Los piratas, que parecían aterrorizados por aquella revelación inesperada, no respondieron, pero se vieron aquellos rostros, ennegrecidos por la pólvora de los cañones y por los vientos del mar, bañarse de lágrimas.
—¡Lloran! —exclamó Sandokan con voz alterada por la conmoción—. ¡Ah! Sí, los comprendo mis valientes, ¿pero creen que no sufro a la idea de no volver a ver quizá nunca más mi isla, mi mar, de perder mi dominio, de regresar a la oscuridad después de haber brillado tanto, de haber conquistado tanta fama, aunque sea terrible, siniestra? Es la fatalidad que así lo quiere y doblegó al jefe y luego ahora no pertenezco más que a la Perla de Labuan.
—¡Capitán, mi capitán! —exclamó Giro-Batol que lloraba como un niño—. Quédese todavía entre nosotros, no abandone nuestra isla. La defenderemos contra todos, levantaremos hombres, nosotros si quiere, destruiremos Lauban, Varani, Sarawak a fin de que nadie más ose amenazar la felicidad de la Perla de Labuan.
—¡Milady! —exclamó Juioko—. Quédese también usted, nosotros la defenderemos contra todos, haremos con nuestros cuerpos escudo contra los golpes del enemigo y si quiere conquistaremos un reino para darle un trono.
Entre todos los piratas hubo una explosión de verdadero delirio. Los más jóvenes suplicaban, los más viejos lloraban.
—¡Quédese milady! ¡Quédese en Mompracem! —gritaban todos agolpándose delante de la joven. Ésta de pronto avanzó hacia las bandas, reclamando con un gesto silencio.
—Sandokan —dijo con un acento que no temblaba—. ¿Si te dijera de renunciar a tus venganzas y a la piratería y si yo cortase por siempre el débil vínculo que me liga a mis compatriotas y adoptase por patria esta isla, aceptarías?
—¿Tú, Marianna, permanecer en mi isla?
—¿Lo quieres?
—Sí y te juro que no tomaré las armas más que en defensa de mi tierra.
—¡Que Mompracem sea entonces mi patria y aquí me quedo!
Cien armas se alzaron y se cruzaron sobre el pecho de la joven que había caído entre los brazos de Sandokan, mientras los piratas a una voz gritaron:
—¡Viva la Reina de Mompracem! ¡Ay de quien la toque...!

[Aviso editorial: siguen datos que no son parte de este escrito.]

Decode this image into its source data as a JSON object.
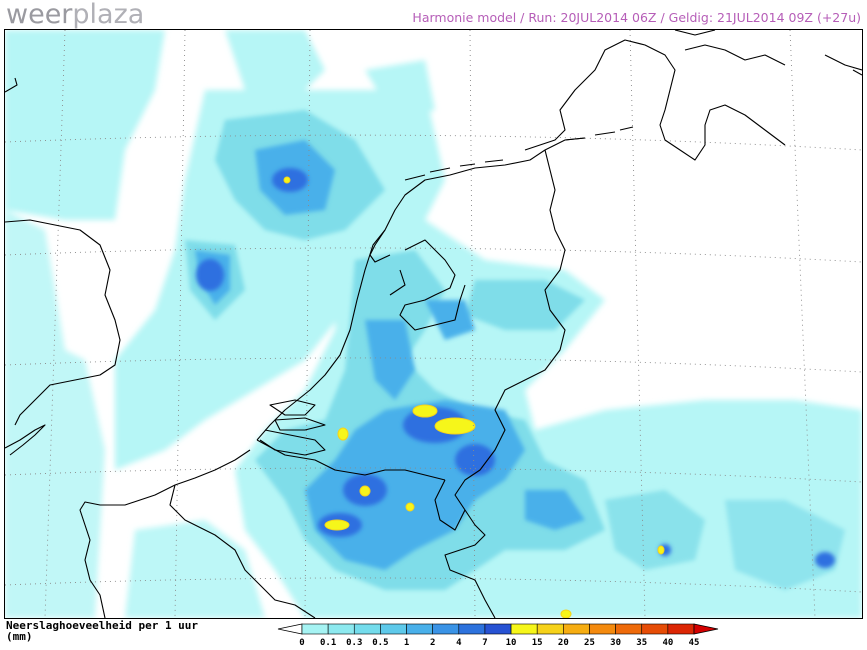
{
  "brand": {
    "part1": "weer",
    "part2": "plaza"
  },
  "header": {
    "text": "Harmonie model / Run: 20JUL2014 06Z / Geldig: 21JUL2014 09Z (+27u)"
  },
  "legend": {
    "title_line1": "Neerslaghoeveelheid per 1 uur",
    "title_line2": "(mm)",
    "levels": [
      "0",
      "0.1",
      "0.3",
      "0.5",
      "1",
      "2",
      "4",
      "7",
      "10",
      "15",
      "20",
      "25",
      "30",
      "35",
      "40",
      "45"
    ],
    "colors": [
      "#a6f3f3",
      "#8de9ef",
      "#74dcec",
      "#5ec9ea",
      "#49b0ea",
      "#3a93e6",
      "#2d72dd",
      "#2752d3",
      "#f6f61a",
      "#f6d21a",
      "#f6ad12",
      "#f48a0e",
      "#ee6a0a",
      "#e64c06",
      "#dc2604"
    ]
  },
  "colors": {
    "precip_light": "#b6f6f6",
    "precip_mid": "#7fdde9",
    "precip_heavy": "#49b0ea",
    "precip_very_heavy": "#2d6fe0",
    "precip_extreme": "#f6f61a",
    "coastline": "#000000",
    "header_text": "#b65eb8"
  }
}
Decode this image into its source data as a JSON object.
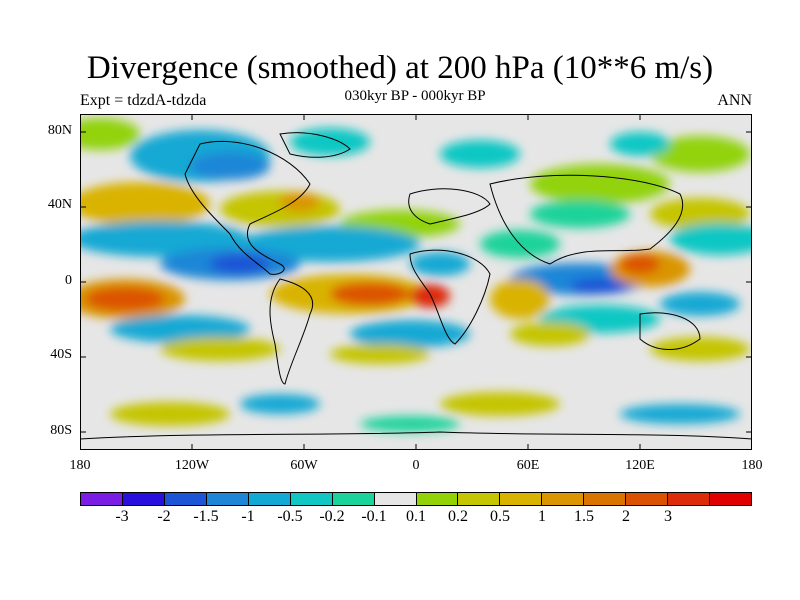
{
  "title": "Divergence (smoothed) at 200 hPa (10**6 m/s)",
  "left_label": "Expt = tdzdA-tdzda",
  "center_label": "030kyr BP - 000kyr BP",
  "right_label": "ANN",
  "y_ticks": [
    "80N",
    "40N",
    "0",
    "40S",
    "80S"
  ],
  "x_ticks": [
    "180",
    "120W",
    "60W",
    "0",
    "60E",
    "120E",
    "180"
  ],
  "colorbar": {
    "colors": [
      "#7a1ee6",
      "#2a10dc",
      "#1d55d6",
      "#1f86d7",
      "#12a9d4",
      "#10c7c4",
      "#1ad39a",
      "#e6e6e6",
      "#92d308",
      "#c5c503",
      "#d9b302",
      "#da9501",
      "#d97401",
      "#dc5205",
      "#dc2c0a",
      "#e00000"
    ],
    "labels": [
      "-3",
      "-2",
      "-1.5",
      "-1",
      "-0.5",
      "-0.2",
      "-0.1",
      "0.1",
      "0.2",
      "0.5",
      "1",
      "1.5",
      "2",
      "3"
    ]
  },
  "colors": {
    "background": "#e6e6e6",
    "neg_strong": "#1d55d6",
    "neg_mid": "#1f86d7",
    "neg_light": "#12a9d4",
    "neg_cyan": "#10c7c4",
    "neg_teal": "#1ad39a",
    "pos_light": "#92d308",
    "pos_yel": "#c5c503",
    "pos_orange": "#d9b302",
    "pos_deep": "#da9501",
    "pos_red": "#dc5205",
    "pos_max": "#dc2c0a"
  }
}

ACLARACIONES DE LA TRADUCCIÓN

Presidio: En este caso, guarnición de soldados que se ponía en las plazas, castillos y fortalezas para su custodia y defensa. Ciudad o fortaleza que se podía guarnecer de soldados.

Taludes: “Scarpe” en el original, inclinación del paramento (cara) de un muro o de un terreno.

Reducto: Obra de campaña, cerrada, que ordinariamente consta de parapeto y una o más banquetas.

Raso: Tela de seda lustrosa, de más cuerpo que el tafetán y menos que el terciopelo.